Is heavy investment in roads, power a solution to poverty?

Road construction has been a priority in the last four budget years. FILE PHOTO

What you need to know:

The question. Roads and energy take up the biggest share of the budget. However, have the allocations contributed to the poverty fight?

For some time now infrastructure, particularly roads construction and energy, have taken the lion’s share in the Budget.
In his State of the Nation address last week, President Museveni emphasised investment in roads and energy as deliberate and strategic plan to transform the economy.
The budget for roads has over the years risen from Shs398b to Shs3.4 trillion while energy has seen its allocations increase from Shs178b to Shs2.8 trillion per annum.

However, the question now is: will the heavy investment in the two sectors address the acute poverty?
Analysts have varied views and according to Julius Mukunda, the Civil Society Budget Advocacy Group executive director, budget allocation is no longer an issue of agenda setting.
“Financing infrastructure is assumption-based. We need investments in education and agriculture to unlock the economy,” he says.

His argument is supported by the National Planning Authority audit, which points out the failure of government agencies to have coordinated implementation of budget priorities.
“Immediate investment in agriculture and tourism will bring the money into the economy and boost purchasing power,” he says, noting the lack of priority on two of the most important sectors of the economy.
The heavy investment in infrastructure, as it seems now, has not controlled the increase in poverty levels, which are moving northwards.

Poverty levels have increased from 19.7 per cent in 2012/13 to 21.4 per cent in 2016/2017, according to the Uganda National Household Survey 2016/17 conducted by Uganda National Bureau of Statistics.
The figures put the number of poor Ugandans at about eight million, which according to details, such people cannot afford three meals a day.

Therefore, it would be important that we start thinking of a shift or refocus budget priorities.
“The budget can only do so much.

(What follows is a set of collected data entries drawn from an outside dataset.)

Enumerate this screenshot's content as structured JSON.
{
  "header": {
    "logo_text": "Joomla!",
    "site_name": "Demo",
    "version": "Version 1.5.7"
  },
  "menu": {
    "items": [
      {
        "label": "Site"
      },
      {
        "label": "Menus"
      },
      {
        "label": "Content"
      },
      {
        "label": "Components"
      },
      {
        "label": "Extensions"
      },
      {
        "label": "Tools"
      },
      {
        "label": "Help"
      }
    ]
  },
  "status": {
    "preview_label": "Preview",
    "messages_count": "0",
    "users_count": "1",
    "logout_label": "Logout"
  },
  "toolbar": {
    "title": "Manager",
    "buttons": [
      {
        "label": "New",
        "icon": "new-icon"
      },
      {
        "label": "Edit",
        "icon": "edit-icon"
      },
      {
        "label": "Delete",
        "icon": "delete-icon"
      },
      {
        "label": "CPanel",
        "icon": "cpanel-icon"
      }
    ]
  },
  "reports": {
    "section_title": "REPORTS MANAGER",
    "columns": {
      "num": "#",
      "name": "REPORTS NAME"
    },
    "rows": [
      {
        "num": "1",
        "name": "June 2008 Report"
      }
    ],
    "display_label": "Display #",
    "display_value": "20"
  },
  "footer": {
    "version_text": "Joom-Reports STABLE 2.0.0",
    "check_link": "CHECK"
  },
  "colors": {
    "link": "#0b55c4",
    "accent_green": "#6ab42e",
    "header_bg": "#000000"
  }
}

Everybody is hungry and they cannot feed off a loaf of bread,” says Dr Fred Muhumuza, a lecture at Makerere University. Nearly all the sector of the economy, he says, are underfunded and those, such as infrastructure, which take up the biggest chunk of the budget are struggling to pay debts.

The investment in energy, Dr Muhumuza says, has not brought down electricity tariffs, which negatively impacts the economy.
The budget plans for a short period of time (12 months) instead of the long term, which makes it difficult to accommodate long term objectives of about or more than 20 years.

The consequence of such “straight jacket” budget, however, prompts government into borrowing and therefore incurring debts.
Therefore, according to Daniel Birungi, the Uganda Manufacturers Association executive director, balance between infrastructure investment and using the budget to trigger economic growth must be a priority.

“As manufactures, [we think] investment in infrastructures is key. Affordable and consistent power is good. However, there is need to stimulate the economy by [providing] affordable credit to manufactures to be competitive,” he says.

Beyond this, according to Mr Lawrence Bategeka, the vice chairperson of the committee on national economy in Parliament, the budget should be able to boost the purchasing power of the population as well as ensure that suppliers are paid on time.
For the budget to makes sense, he says, supplier must not take upto to six months to be paid.
He also cautions against the lack of proper control on lending to the government, which tends to crowd out the private sector from long term investment financing.

However, he supports the heavy investment in infrastructure development so long as it is not hampered by delays.

A budget for foreign contractors
Contracts: “The energy and roads construction sector is mostly dominated by foreign contractors, which takes away jobs from Ugandans.
As a result, analysts terms the budget as a Chinese affair because many of the contracts end in that direction.

However, Mr Henry Musasizi, the Parliamentary committee on finance chairman, thinks differently because many Ugandan contractors are still struggling with capacity issues.”
He also believes that we must sacrifice some things for the sake of the future as it will “make sense to invest now in infrastructure [which will later] boost trade and the economy”.